Now you'll often hear people say things like, "I'm going to spend less money this year," or "I'm going to finally pay off my credit cards for good." And boosting your savings is a popular New Year's resolution to aim for. But in the course of putting together your list of pledges, it pays to consider adding these less common but important financial tasks.

1. Check your credit card balances every week

Some people don't glance at their credit card balances until their actual bills come due. And by then, they've already racked up so many charges they can't pay them off in full.

That's why you should pledge to check your credit card balances on a weekly basis in 2023. If you see that they're starting to climb, it might prompt you to spend more carefully for the remainder of the month to avoid landing in debt or adding to existing debt.

2. Check your credit report every quarter

Your credit report is something you probably don't think about too often. But it's an important document to read through.

Your credit report gives you a snapshot of your borrowing history, and it tells you how you present yourself as a borrower. It will list your outstanding loans and open credit card accounts and show how timely you are with paying bills and how much of your available credit you're using.
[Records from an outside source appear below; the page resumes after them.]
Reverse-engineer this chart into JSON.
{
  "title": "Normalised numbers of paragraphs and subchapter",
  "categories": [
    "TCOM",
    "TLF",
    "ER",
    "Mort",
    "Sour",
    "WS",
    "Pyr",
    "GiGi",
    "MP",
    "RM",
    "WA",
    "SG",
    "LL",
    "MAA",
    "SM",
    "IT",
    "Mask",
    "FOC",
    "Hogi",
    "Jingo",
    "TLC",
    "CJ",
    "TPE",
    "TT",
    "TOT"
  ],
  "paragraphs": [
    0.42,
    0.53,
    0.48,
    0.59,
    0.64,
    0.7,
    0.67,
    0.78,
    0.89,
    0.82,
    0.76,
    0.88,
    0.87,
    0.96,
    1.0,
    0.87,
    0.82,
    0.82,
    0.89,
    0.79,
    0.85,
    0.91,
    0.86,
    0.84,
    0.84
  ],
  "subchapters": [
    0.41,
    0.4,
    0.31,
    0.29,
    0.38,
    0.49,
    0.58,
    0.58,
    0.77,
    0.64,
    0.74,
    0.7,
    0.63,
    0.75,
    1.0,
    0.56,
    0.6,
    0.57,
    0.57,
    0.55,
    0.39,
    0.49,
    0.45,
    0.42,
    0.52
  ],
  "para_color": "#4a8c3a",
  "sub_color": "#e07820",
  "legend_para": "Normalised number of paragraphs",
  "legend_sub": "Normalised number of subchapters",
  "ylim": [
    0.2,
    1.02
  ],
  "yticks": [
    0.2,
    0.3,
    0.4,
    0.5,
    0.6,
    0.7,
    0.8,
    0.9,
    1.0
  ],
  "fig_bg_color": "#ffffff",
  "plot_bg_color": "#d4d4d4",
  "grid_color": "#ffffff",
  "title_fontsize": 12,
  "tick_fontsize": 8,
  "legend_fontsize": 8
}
Checking your credit report once a quarter will not only give you a sense of how you're doing financially in terms of managing and paying loans and obligations, but it might also alert you to fraud you've fallen victim to. If you see an open account listed on your credit report that you don't recognize, you'll know to investigate.

Credit reports will be free on a weekly basis in 2023. But checking yours weekly may be overkill. A quarterly check will generally suffice, though if you're following up on a specific issue, you may want to check every few weeks.

3. Invest $50 a month

Investing thousands of dollars every month may not be doable for you right now. So start small. Commit to investing $50 every month, either in an IRA account or taxable brokerage account, if you're just starting out, and then do your best to ramp up over time. The sooner you begin investing money, the sooner you can start growing it into a larger sum.

If you're not sure how to start investing, one option is to simply buy exchange-traded funds, or ETFs. These allow you to effectively buy a whole bunch of different stocks at once rather than have to choose companies on an individual basis. That may fall better into your comfort zone if you're first learning how to vet a stock.

You may have a number of different New Year's resolutions on your radar for 2023. But while these three may not have made your list initially, it certainly pays to give them a spot.